An exposed dune is a hard place for a pioneer plant to colonise, seen from a human perspective. Unrelenting sun, wind and temperatures do, however, also test the mettle of participating plant species adapted to face this challenge. Plants growing in places like this De Hoop Nature Reserve dune may be seen visibly struggling at the tipping point of life and death; small, haggard and restricted to limited areas surrounded by bare sand.
Low soil fertility and high salt content take their toll, as do winds that erode, exposing roots and drying everything further than the natural low moisture retention of the sandy soil. Build-ups of sand bury plants partly or totally. All these hazards leave their marks on plants, on all living species and affect their mortality.

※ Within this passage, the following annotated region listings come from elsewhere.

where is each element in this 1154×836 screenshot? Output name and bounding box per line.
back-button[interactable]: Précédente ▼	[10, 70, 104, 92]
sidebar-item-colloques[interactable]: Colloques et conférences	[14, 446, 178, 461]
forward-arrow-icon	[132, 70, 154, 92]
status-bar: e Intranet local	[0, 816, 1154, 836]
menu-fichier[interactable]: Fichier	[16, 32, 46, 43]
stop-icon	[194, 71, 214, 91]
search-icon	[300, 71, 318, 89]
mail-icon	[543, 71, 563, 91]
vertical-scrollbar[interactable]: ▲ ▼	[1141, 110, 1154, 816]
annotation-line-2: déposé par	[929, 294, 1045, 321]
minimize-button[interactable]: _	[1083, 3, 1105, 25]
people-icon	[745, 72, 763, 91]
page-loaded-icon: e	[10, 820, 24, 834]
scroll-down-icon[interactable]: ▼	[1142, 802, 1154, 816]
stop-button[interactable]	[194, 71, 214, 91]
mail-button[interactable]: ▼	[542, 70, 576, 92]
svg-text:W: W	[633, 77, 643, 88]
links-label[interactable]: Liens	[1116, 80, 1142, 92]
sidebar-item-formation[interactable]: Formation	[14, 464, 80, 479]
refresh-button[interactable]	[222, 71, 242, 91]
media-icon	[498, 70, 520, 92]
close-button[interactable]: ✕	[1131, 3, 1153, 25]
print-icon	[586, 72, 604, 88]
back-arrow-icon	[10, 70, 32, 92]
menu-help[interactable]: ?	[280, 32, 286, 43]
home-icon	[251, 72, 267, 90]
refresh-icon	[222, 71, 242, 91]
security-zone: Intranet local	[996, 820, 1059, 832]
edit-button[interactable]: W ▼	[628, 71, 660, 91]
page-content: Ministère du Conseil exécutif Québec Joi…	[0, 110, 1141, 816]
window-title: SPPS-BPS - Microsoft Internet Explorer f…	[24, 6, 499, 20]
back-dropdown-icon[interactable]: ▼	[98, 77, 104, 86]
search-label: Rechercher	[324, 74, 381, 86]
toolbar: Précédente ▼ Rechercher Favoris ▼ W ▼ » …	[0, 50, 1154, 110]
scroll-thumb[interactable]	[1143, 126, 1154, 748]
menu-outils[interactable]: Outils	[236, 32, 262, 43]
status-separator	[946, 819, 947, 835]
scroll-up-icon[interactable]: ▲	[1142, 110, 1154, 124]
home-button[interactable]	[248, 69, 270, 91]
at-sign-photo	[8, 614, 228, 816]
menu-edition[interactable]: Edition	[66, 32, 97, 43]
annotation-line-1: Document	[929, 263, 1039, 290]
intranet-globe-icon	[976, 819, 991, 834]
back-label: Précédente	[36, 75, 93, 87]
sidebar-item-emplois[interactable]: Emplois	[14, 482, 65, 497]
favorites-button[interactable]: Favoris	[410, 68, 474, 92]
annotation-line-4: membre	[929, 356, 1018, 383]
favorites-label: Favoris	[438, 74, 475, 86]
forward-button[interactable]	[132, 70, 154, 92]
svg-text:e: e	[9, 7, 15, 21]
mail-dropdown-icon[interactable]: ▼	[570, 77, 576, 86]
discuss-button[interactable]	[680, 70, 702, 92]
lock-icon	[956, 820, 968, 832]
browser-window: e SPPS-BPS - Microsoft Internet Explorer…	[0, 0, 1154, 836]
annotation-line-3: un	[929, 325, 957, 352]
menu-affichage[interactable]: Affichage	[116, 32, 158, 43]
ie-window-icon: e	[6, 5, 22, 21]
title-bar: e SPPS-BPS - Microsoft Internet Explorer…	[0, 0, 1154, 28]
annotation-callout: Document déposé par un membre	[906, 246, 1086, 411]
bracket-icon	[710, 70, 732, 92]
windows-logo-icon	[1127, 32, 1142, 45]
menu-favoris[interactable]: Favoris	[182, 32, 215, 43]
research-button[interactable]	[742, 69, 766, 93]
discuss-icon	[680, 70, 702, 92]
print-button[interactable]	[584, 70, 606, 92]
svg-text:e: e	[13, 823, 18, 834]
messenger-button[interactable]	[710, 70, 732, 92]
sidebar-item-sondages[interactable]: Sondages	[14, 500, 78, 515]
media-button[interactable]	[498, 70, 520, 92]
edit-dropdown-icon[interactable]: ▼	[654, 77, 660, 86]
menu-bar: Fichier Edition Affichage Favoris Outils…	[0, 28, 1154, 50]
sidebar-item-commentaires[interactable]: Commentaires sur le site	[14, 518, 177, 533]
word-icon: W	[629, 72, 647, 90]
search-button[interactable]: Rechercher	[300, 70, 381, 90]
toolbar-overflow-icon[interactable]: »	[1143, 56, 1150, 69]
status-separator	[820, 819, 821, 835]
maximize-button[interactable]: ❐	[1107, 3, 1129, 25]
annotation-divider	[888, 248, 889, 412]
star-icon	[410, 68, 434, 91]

Yet life as a collective force, as the strongest warrior of all, is not affected by its casualties. Nature tests all accessible limits relentlessly. It deposits something alive close to every manageable extreme and every borderline of existence, for life is extensive as well as intensive.
Once the heroic pioneer species has stabilised the terrain, claiming it on behalf of plants of the world without a word or thought, things get a little easier. By adding humus to the soil from plant bodies of many past generations, the way is cleared for the slightly less tough types to join. They help tame the spot a little further until collective, gradual victories turn bare patches green, oblivious of the time-frame.
Some species don’t make it for too long but leave something as transition contributors, adding to the rich history sometimes traceable in science. Over time, suitable kinds of new plants arrive to dominate, given the conditions of their era. All or some of them may be locally shaped and honed to meet new requirements and procreate. Thus life adopts new shapes and processes, each stage and form a springboard for further adventures of becoming. It all may even assume meaning, or rather meanings, if there are people around to invent them.
Strong in certain dimensions, fragile and delicate in others, ecologies are vulnerable, be they sparsely covered coastal dunes or imposing tropical forests. Human intervention can destroy vegetation, has become destroyer-in-chief on earth. A niche landscape may be lost in one human visit that took countless generations of plants to establish, giving their all.